Dari berbagai hasil penelitian di atas diketahui bahwa ekstrak cabe jawa
(Piper retrofractum Vahl.) cukup aman, mempunyai efek androgenik dan
meningkatkan kadar hormon testosteron tikus percobaan serta sudah diketahui
karakterisasinya baik sebagai simplisia maupun ekstrak etanol 95%. Kelihatannya
ekstrak cabe jawa ini mempunyai prospek positif untuk dapat dikembangkan menjadi
fitofarmaka androgenik melalui berbagai aspek penelitian secara klinik. Fitofarmaka
merupakan sediaan obat yang telah dibuktikan keamanan dan khasiatnya, bahan
bakunya terdiri dari simplisia atau sediaan galenik yang telah memenuhi persyaratan
yang berlaku (SK Menkes No. 760/Menkes/Per/IX/1992). Oleh karena itu, perlu
dilakukan penelitian untuk melihat pengaruh androgenik ekstrak cabe jawa pada pria
infertil dengan menggunakan pria hipogonad sebagai subjek penelitian.
Penelitian ini bertujuan untuk melihat pengaruh androgenik ekstrak cabe jawa
terhadap kadar hormon testosteron, FSH, LH, konsentrasi spermatozoa, frekuensi
koitus, dan berat badan pria hipogonad. Hasil penelitian ini diharapkan cabe jawa
dapat dijadikan bahan androgen alami sebagai androgen alternatif yang terdapat
dalam sumber daya alam (SDA) Indonesia dan sekaligus dapat menghemat devisa
akibat mengimpor androgen sintetis dari luar negeri.
5

Metode
Bahan dan Alat Penelitian
Pria hipogonad sehat dengan berat badan 60-70 kilogram, ekstrak kering cabe
jawa dan plasebo yang dimasukkan ke dalam kapsul gelatin, EDTA, kit FSH dan LH,
kit testosteron, kit kimia darah, kit PSA, timbangan, vacutainer, alkohol 70%, spuit
therumo syringe 5 mililiter, rak tabung, botol semen, improve Neubauer, kapas,
orkidometer, sentrifus, counter, mikroskop, dan alat tulis.
Rancangan Percobaan
Uji klinik ekstrak cabe jawa (Piper retrofractum Vahl.) dilakukan dengan
rancangan penelitian single blind clinical trial. Hal ini disebabkan oleh sulitnya
memperoleh pria hipogonad. Subjek penelitian adalah pasien infertil dengan
oligozoospermia dan keluhan penurunan libido atau potensi seks, volume testis < 15
ml, serta kadar hormon testosteron di bawah kisaran normal.
Perlakuan subjek Percobaan
Dosis dan cara perlakuan
Penetapan dosis uji didasarkan hasil penelitian pada tikus yang telah
diekstrapolasikan ke dosis manusia berdasarkan perbandingan luas permukaan
(ekstrapolasi menurut cara Paget,GE & Barners,JM) dan penggunaan empirik, yaitu
100 mg/orang yang dimasukkan ke dalam 1 (satu) butir kapsul.
Uji klinik dilakukan sebanyak 3 fase: 1. Fase skrining, 2.Fase terapi, 3. Fase
pemulihan
1. Fase skrining (3 bulan):
Fase ini dilakukan skrining awal pasien infertil dengan oligozoospermia dan
keluhan penurunan libido atau potensi seks, serta volume testis < 15 ml.
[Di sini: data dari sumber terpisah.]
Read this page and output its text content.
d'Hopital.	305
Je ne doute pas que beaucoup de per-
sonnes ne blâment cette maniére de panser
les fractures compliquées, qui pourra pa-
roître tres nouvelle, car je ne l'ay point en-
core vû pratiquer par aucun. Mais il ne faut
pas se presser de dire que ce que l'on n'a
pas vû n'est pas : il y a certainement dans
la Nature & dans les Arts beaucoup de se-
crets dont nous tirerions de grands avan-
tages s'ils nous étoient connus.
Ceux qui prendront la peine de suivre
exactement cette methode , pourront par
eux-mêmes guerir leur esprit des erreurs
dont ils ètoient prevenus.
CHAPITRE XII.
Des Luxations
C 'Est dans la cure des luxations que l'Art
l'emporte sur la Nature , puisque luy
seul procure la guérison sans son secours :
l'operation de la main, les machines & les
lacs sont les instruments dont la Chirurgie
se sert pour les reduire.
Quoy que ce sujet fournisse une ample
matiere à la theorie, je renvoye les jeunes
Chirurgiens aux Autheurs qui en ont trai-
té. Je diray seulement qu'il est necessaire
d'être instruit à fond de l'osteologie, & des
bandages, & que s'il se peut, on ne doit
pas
Sesudah
menandatangai informed consent, baru dilakukan pemeriksaan.
2. Fase terapi (1 bulan):
Pada fase ini, para calon peserta yang setuju untuk mengikuti uji klinik harus
menandatangani informed consent yang telah disediakan. Sebanyak 10 pasien secara
acak mendapat kapsul ekstrak cabe jawa, dan 10 pasien lagi mendapat kapsul plasebo.
Karena penelitian ini merupakan fase I uji klinik dan pada fase I uji kliknik biasanya
dianjurkan tidak lebih dari 10 orang yang diuji pada terapi dengan bahan obat yang
baru

24

. Jadi jumlah pasien yang mendapatkan ekstrak cabe jawa adalah maksimal

sepuluh orang.

3. Fase pemulihan (1 bulan):


Pada fase pemulihan dilakukan pemeriksaan yang sama dengan fase terapi,
namun tanpa pemberian ekstrak ataupun plasebo cabe jawa.
Pengambilan Data
Pada ketiga fase dilakukan pengambilan data untuk pemeriksaan laboratorium.
Pengambilan darah dilakukan dengan menggunakan spuit terumo syringe 5 mililiter
pada pembuluh darah vena. Darah yang didapatkan kemudian disentrifus untuk
memisahkan serum dan darah. Serum darah digunakan untuk pemeriksaan hormonal,
sedangkan darahnya digunakan untuk pemeriksaan kimia darah. Adapun parameter
yang diamati pada pemeriksaan hormonal adalah kadar testosteron, FSH, dan LH.
Untuk parameter kimia darah adalah berupa darah rutin, fungsi hepar, ginjal, profil
lipid.
Pengambilan sampel semen dilakukan secara koitus interuptus oleh pasien dan
kemudian dihitung konsentrasi spermatozoa yang didapatkan. Sebagai data tambahan
dilakukan penimbangan berat badan relawan setiap kali pemeriksaan.
Pemeriksaan untuk analisis semen dilakukan di

Departemen Biologi

Kedokteran FKUI, selanjutnya untuk pemeriksaan kadar hormon testosteron, FSH,


dan LH dilakukan di Makmal Terpadu FKUI dengan teknik radio immuno assay
(RIA), sedangkan untuk pemeriksaan kimia darah dilakukan di Departemen Patologi
Klinik RSCM/FKUI.
Analisis Statistik
Sampel setiap parameter dievaluasi dengan menggunakan analisis statistik
untuk melihat tingkat signifikansi dari data yang didapatkan25, 26.

Hasil
Penelitian ini merupakan penelitian pertama kali dalam uji klinik ekstrak cabe
jawa pada manusia.
Data awal berat badan, konsentrasi spermatozoa, dan volume testis
Dari hasil penimbangan berat badan, konsentrasi spermatozoa, dan
pengukuran volume testis ditemukan bahwa data tidak menunjukkan perbedaan
karakteristik berat badan, konsentrasi spermatozoa, dan volume testis pada pria
kelompok ekstrak cabe jawa dan kelompok plasebo/kontrol (Gambar 2).

Gambar 2 : Karakteristik data awal pria hipogonad yang mendapat ekstrak cabe jawa
dan Plasebo (kontrol). Keterangan : Berat badan: Perlakuan; Rerata=71,4, SE=4,66.
Plasebo; Rerata 73,0, SE=2,54. Konsentrasi spermatozoa: Perlakuan; Rerata=2,43,
SE= 1,22. Plasebo; rerata =2,74, SE=0,79. Volume testis: Perlakuan; Rerata=13,31,
SE=0,78. Plasebo; Rerata 14,44, SE=0,84.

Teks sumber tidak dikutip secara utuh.